Schwab’s second quarter of 2015 was actually pretty good. The company produced a six-percent comparable gain in sales to $1.57 billion with a nine-percent gain in earnings to $353 million.

The company’s most recent quarter represented its best ever for net client asset accumulation at $37.0 billion on a 16% increase in newly opened client accounts—which is telling in itself.

Earnings Roundup So Far

Delta Air Lines, Inc. (NYSE/DAL) and UnitedHealth Group Incorporated (NYSE/UNH) beat the Street with their bottom lines.

Global businesses are no doubt dealing with currency issues. And that’s having a material effect on their financials.

What there isn’t (so far) is robust sales growth. It’s still a slow-growth environment and companies, through strong cost control and hoarding, are able to maintain their earnings while keeping shareholders relatively happy with dividends and share repurchases.

In terms of share price performance, this is a business strategy that has seemingly worked for large corporations. Bold new investments in plants, equipment, and employees continue to be a rarity.

Reminiscent of a marketplace trading on low expectations, Intel Corporation (NASDAQ/INTC) beat the Street with its earnings on a five-percent comparable decline in sales and flat comparable earnings per share. Intel’s stock went up on the news. We’ve seen a lot of this lately.

Last year, the equity market went up on expectations that the Federal Reserve was going to raise interest rates. The thinking was the Fed would only do so if the economy could handle it.

Once again, I believe sentiment is strong enough for this to play out again later this year. The first rate hike could very well be the catalyst for a fourth-quarter rally. (See “Stock Market Crash 2015: Is it in the Cards?”)

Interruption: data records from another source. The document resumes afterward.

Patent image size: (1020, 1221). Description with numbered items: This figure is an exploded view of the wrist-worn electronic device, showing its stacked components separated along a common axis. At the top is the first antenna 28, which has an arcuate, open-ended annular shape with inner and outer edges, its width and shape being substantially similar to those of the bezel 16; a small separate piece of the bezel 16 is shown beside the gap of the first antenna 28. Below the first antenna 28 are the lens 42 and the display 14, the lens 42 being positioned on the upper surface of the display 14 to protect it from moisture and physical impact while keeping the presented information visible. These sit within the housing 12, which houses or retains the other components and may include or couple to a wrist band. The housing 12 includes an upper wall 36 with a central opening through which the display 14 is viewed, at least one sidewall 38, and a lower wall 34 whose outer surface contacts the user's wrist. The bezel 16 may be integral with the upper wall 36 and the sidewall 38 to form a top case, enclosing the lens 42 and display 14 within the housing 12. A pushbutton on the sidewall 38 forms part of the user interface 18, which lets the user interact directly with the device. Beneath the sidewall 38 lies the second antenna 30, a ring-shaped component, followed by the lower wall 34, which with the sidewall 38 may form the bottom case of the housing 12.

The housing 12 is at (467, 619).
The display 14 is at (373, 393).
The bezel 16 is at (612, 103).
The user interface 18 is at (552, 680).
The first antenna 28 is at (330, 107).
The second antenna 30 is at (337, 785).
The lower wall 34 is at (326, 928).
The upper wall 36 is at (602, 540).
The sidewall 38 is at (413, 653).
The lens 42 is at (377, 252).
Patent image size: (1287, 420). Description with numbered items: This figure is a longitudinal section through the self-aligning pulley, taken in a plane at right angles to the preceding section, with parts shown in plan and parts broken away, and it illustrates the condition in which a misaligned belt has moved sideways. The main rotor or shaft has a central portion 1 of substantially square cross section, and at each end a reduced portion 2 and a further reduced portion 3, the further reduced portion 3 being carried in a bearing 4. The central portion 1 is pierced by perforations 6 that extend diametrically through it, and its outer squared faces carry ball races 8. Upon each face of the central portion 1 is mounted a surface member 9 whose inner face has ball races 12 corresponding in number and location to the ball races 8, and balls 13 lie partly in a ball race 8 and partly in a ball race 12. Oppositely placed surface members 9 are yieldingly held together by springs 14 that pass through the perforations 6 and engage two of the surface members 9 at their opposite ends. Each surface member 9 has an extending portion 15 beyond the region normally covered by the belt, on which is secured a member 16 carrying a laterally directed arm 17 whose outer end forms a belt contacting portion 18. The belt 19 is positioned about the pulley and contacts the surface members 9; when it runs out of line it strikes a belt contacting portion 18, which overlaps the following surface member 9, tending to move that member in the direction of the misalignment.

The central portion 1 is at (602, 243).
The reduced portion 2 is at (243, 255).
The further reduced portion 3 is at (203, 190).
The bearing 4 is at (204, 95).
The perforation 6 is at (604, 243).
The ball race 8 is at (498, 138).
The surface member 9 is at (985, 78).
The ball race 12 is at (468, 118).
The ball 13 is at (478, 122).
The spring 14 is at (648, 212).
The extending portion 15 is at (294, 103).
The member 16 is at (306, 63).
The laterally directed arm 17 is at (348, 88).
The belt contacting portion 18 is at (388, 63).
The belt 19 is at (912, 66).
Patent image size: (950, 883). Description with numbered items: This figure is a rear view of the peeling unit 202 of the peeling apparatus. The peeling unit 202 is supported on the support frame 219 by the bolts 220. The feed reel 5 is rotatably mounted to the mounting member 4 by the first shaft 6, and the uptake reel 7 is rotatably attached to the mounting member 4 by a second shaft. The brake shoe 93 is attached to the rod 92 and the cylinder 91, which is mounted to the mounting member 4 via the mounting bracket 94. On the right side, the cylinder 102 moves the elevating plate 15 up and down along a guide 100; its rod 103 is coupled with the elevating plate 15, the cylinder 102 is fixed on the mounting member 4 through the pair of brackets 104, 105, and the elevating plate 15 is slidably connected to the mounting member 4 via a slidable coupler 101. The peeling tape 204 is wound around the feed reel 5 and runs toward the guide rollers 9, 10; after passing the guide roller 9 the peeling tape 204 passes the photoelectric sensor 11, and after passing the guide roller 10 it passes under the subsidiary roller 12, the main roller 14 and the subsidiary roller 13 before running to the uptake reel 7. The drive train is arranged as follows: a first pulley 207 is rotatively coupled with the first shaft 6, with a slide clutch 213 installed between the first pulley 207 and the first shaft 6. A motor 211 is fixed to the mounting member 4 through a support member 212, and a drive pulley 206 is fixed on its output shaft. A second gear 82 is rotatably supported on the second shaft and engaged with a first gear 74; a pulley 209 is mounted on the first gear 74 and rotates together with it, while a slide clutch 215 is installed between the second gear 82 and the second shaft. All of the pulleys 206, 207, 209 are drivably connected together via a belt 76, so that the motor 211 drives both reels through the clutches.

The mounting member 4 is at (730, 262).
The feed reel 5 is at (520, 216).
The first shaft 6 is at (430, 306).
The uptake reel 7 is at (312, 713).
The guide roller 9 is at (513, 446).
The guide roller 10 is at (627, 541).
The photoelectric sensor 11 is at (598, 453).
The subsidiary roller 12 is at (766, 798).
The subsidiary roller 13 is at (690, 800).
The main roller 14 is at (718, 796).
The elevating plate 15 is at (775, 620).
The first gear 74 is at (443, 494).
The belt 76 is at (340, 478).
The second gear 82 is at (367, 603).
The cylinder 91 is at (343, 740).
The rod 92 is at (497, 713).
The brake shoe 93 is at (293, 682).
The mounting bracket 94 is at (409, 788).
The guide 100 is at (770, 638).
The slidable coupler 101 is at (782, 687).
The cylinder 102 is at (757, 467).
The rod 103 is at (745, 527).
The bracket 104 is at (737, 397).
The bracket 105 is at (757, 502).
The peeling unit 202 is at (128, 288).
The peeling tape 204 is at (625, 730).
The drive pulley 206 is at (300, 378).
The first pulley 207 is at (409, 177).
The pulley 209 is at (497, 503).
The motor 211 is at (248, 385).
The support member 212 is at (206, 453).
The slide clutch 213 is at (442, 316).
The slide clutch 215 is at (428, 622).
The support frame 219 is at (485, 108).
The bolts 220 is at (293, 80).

With fairly robust corporate outlooks and Wall Street earnings expectations for 2016, I wouldn’t be surprised if stocks play out like this going into 2016. Sideways trading action until a fourth-quarter rally is possible going into next year.

In any case, sales growth is not robust. And while companies are doing everything they can to maintain their earnings, top-line improvement is the only way for corporate earnings, and therefore the stock market, to be securely in a secular bull market.